When it comes to local small businesses, Dana affirmed, “What I think is extremely important is that those businesses create jobs in our communities. The money earned from those jobs is spent locally. And as a community bank, we support them because nationally small businesses create more jobs than large organizations.” 

Leading a community bank that is itself a small business provides both challenges and rewards. Fresh on everyone’s minds today is the pandemic. But a decade ago the Great Recession resulted in many similar financial storms, and those were weathered too. The bank’s management team led BAC through those challenging times while also helping their customers rise to the challenge. Dana reflected, “As a result, not only are many of our customers survivors of that time, we as a bank are a survivor of that time.” 

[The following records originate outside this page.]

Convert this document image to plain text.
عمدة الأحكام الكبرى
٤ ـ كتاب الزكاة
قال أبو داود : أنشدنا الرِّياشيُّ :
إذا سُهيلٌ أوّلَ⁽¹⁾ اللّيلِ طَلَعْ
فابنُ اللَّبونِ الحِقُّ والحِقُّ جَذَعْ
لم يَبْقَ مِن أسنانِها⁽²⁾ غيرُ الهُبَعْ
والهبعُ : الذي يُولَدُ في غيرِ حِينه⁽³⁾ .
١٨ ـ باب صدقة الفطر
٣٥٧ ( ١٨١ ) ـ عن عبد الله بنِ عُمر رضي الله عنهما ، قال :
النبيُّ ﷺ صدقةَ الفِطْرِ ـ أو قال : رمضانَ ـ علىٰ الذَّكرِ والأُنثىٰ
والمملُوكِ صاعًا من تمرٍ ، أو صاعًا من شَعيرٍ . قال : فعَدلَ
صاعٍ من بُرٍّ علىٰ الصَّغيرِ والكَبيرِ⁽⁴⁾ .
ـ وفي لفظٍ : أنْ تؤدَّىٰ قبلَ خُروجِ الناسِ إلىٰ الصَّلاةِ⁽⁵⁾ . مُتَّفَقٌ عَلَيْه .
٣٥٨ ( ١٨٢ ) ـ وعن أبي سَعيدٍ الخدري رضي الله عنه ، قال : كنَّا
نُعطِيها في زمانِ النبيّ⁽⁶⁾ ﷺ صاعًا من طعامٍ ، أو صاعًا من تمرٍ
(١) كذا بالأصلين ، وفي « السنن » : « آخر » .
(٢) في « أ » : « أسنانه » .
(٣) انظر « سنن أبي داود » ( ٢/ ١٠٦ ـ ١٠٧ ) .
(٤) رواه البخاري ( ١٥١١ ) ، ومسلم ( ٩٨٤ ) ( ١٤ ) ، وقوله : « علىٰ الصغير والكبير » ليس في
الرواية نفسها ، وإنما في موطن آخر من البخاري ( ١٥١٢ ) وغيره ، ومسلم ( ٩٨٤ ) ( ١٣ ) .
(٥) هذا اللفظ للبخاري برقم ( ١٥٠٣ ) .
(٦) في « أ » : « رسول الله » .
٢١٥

In describing the successes of the bank, Dana is quick to point out that it’s not about her. “Rather, it’s about a team that builds a well-respected bank. We do business in a fair and honest manner. We do what we say we are going to do, and if we mess up, we fix it. It’s building that reputation and culture over time that is the cornerstone of our longevity and success.”

The culture at BAC Community Bank is one set by example. “I think it’s important to be involved, not to just stand back and tell people what to do,” Dana continued. “I don’t expect anybody to do anything that I won’t do. If we have a challenging situation, I will be the first one to arrive and the last one to leave. I will be in the trenches with everyone, and our customers know and appreciate that they can always find me working side by side with our team to meet their needs.”

When it comes to personal growth, Dana gives credit to the influence of her co-workers. “Some help me by supporting me, disagreeing with me or even being willing to challenge me,” she said. “I welcome their feedback and appreciate the various perspectives and experience their insights reveal.”

As a soft-spoken quiet influencer herself, Dana Bockstahler leads by example. “I aim to do the right thing, always,” she said. “As long as I am doing that, it’s a good day.”